Mañana delebramos el Día de Todos los Santos. Los santos son nuestros intercesores ante Dios y nos motivan para asumir también nosotros el anhelo de santidad, de modo que participemos un día en esta gloria de Dios, que ha de ser la meta máxima de nuestra vida. Nos dice san Juan: “Ahora somos hijos de Dios, pero aún no se ha manifestado cómo seremos al fin. Y ya sabemos que, cuando él se manifieste, vamos a ser semejantes a él, porque lo veremos tal cual es” (1Jn 3,2). Por eso celebramos con gozo esta Fiesta de Todos los Santos, uniéndonos a ellos para alabar a Dios y renovar la esperanza de gozar un día con ellos y como ellos la visión eterna de Dios.

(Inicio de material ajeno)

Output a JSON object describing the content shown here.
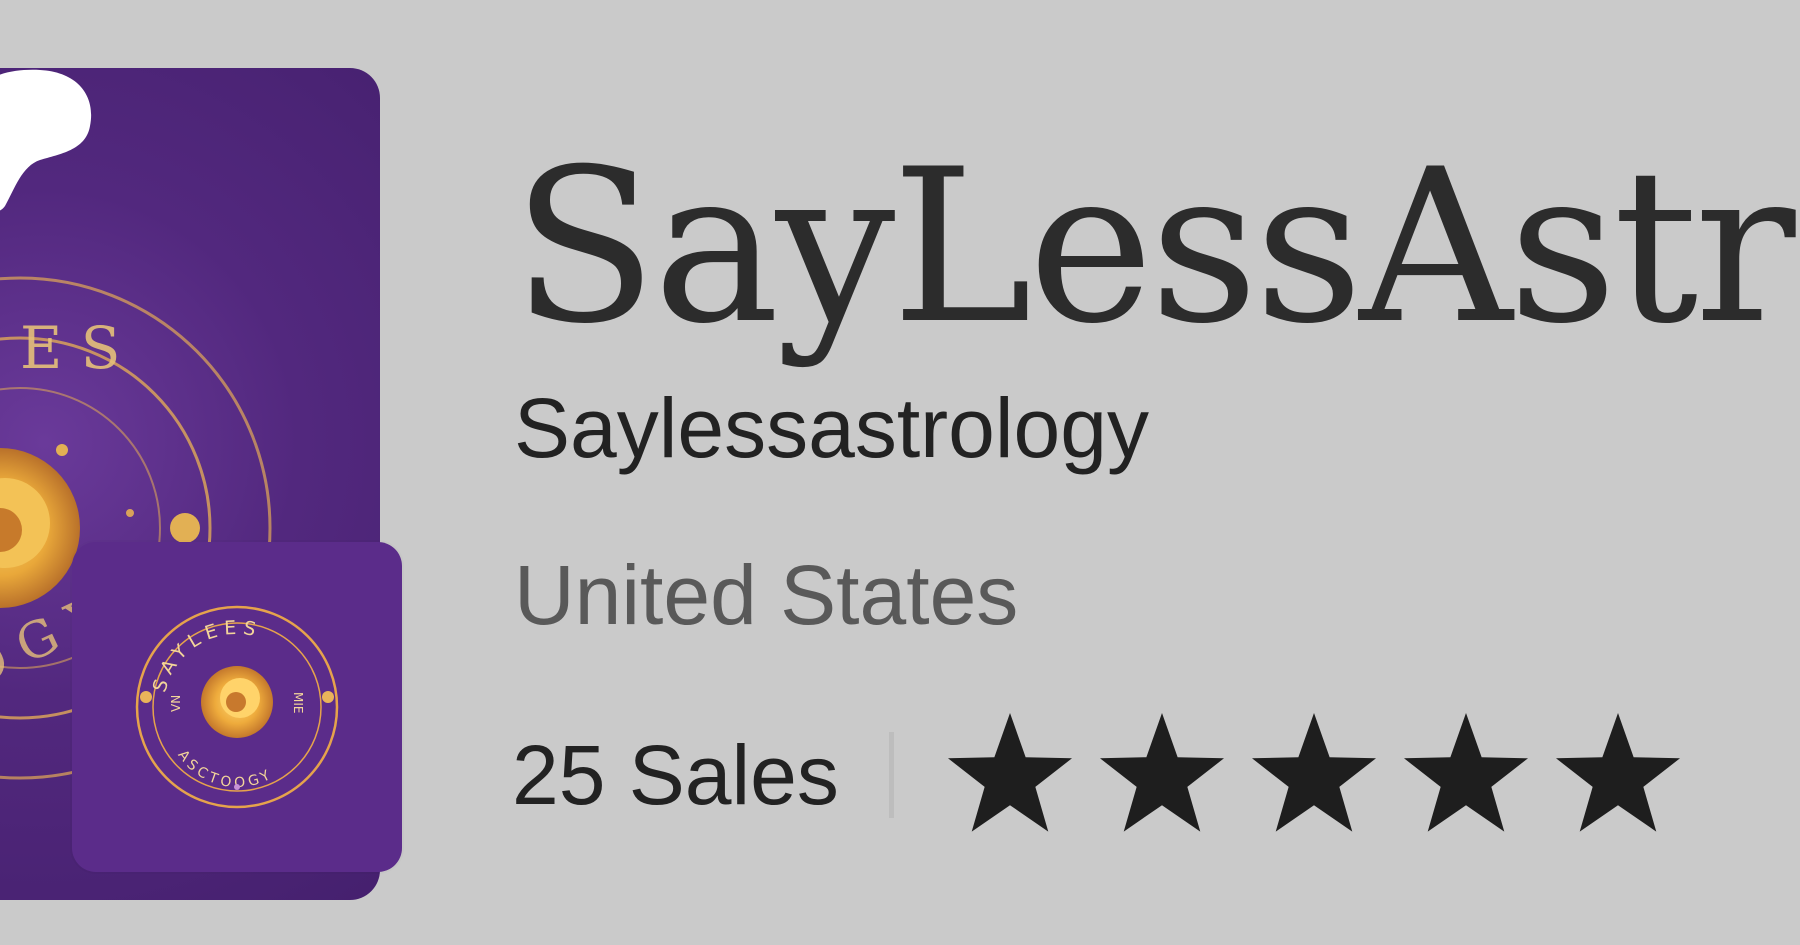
{
  "shop": {
    "name": "SayLessAstrol",
    "handle": "Saylessastrology",
    "location": "United States",
    "sales": "25 Sales",
    "rating": 5,
    "rating_max": 5
  },
  "banner": {
    "brand_mark": "patreon-logo",
    "colors": {
      "purple_dark": "#45206e",
      "purple": "#5b2c8a",
      "gold": "#e7a93c"
    }
  },
  "avatar": {
    "logo_top": "SAYLEES",
    "logo_bottom": "ASCTOOGY",
    "logo_left": "VN",
    "logo_right": "MIE"
  }
}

Al día siguiente, nos unimos en oración por Todos los Fieles Difuntos, familiares, amigos y difuntos del mundo entero y que no nos consta si están en el cielo; pero acudimos a la misericordia divina pidiendo que si ellos al morir se han unido a la muerte de Cristo, ahora se unan a su resurrección. Es normal que nos duela la muerte de los seres queridos, especialmente si ha sido reciente, pero los seguimos entregando a Dios, pidiéndole que ellos gocen ahora de su presencia. Con la celebración de estas fiestas, vivimos la verdad que Dios nos ha manifestado, y la verdad nos hace realistas, es decir, comprender con realismo la vida y vivirla con esperanza. Somos ciudadanos del cielo. Cristo nos ha dado el mejor equipaje para caminar por la vida, que es la esperanza. Con ella avanzamos hacia la meta y superamos los obstáculos porque somos peregrinos aquí pero con un destino glorioso que nos hace luchadores por un amor que es eterno. El Señor, que es Camino, Verdad y Vida, nos acompaña ya como hermano y amigo en esta vida y nos recibirá como Rey glorioso para hacernos eternamente felices, si hemos sido fieles en las pruebas, después de la muerte.
¡Que importante es vivir con sentido cristiano estas fiestas en un mundo como el nuestro tan herido y desesperanzado! La ausencia de Dios hace al hombre desgraciado porque se encuentra perdido en la existencia y sin más recompensa que el placer inmediato o el lucro instantáneo, un naufrago que ha de abrazarse a cualquier tabla de salvación, por efímera que sea; quien responde tan sólo al «sálvese quien pueda» difícilmente sirve a los demás. Nuestra experiencia con Cristo, el Señor Jesus que ha resucitado, es la de hermanos, hijos del Padre Dios, que podemos entregar gozosamente la vida por los demás y por hacer un mundo más justo y solidario, precisamente porque no somos huérfanos, ni estamos perdidos. Conocemos el Reino de Dios que está ya presente en el mundo y aspirar a su gloria nos hace vivir como lo hizo el Señor, dando la vida por amor. La revolución del amor ha entrado en el mundo de la mano de la esperanza y la fe es su motor. Sólo Dios nos libra de los ídolos que nos hacen esclavos, de la superstición, de la magia, de los duendes y los demonios. No nos asusta la muerte, pero tampoco nos seducen los muertos, ni nos consuela nada su trivializacción pagana que sólo añade más desesperación y confusión.
Nos anima mucho, sin embargo, celebrar a los santos, el triunfo auténtico de los vivos, la recompensa de los justos, que llena nuestro corazón de la belleza y de la alegría de Dios.
Al celebrar a Todos los Fieles Difuntos, también ofrecemos a Dios lo que nos queda de vida, para realizarla según Dios, y nos preparamos a nuestra propia muerte, sabiendo que al final de nuestra vida se nos juzgará sobre el amor, no sólo manifestado de palabra o en nuestras devociones sino en nuestras buenas obras.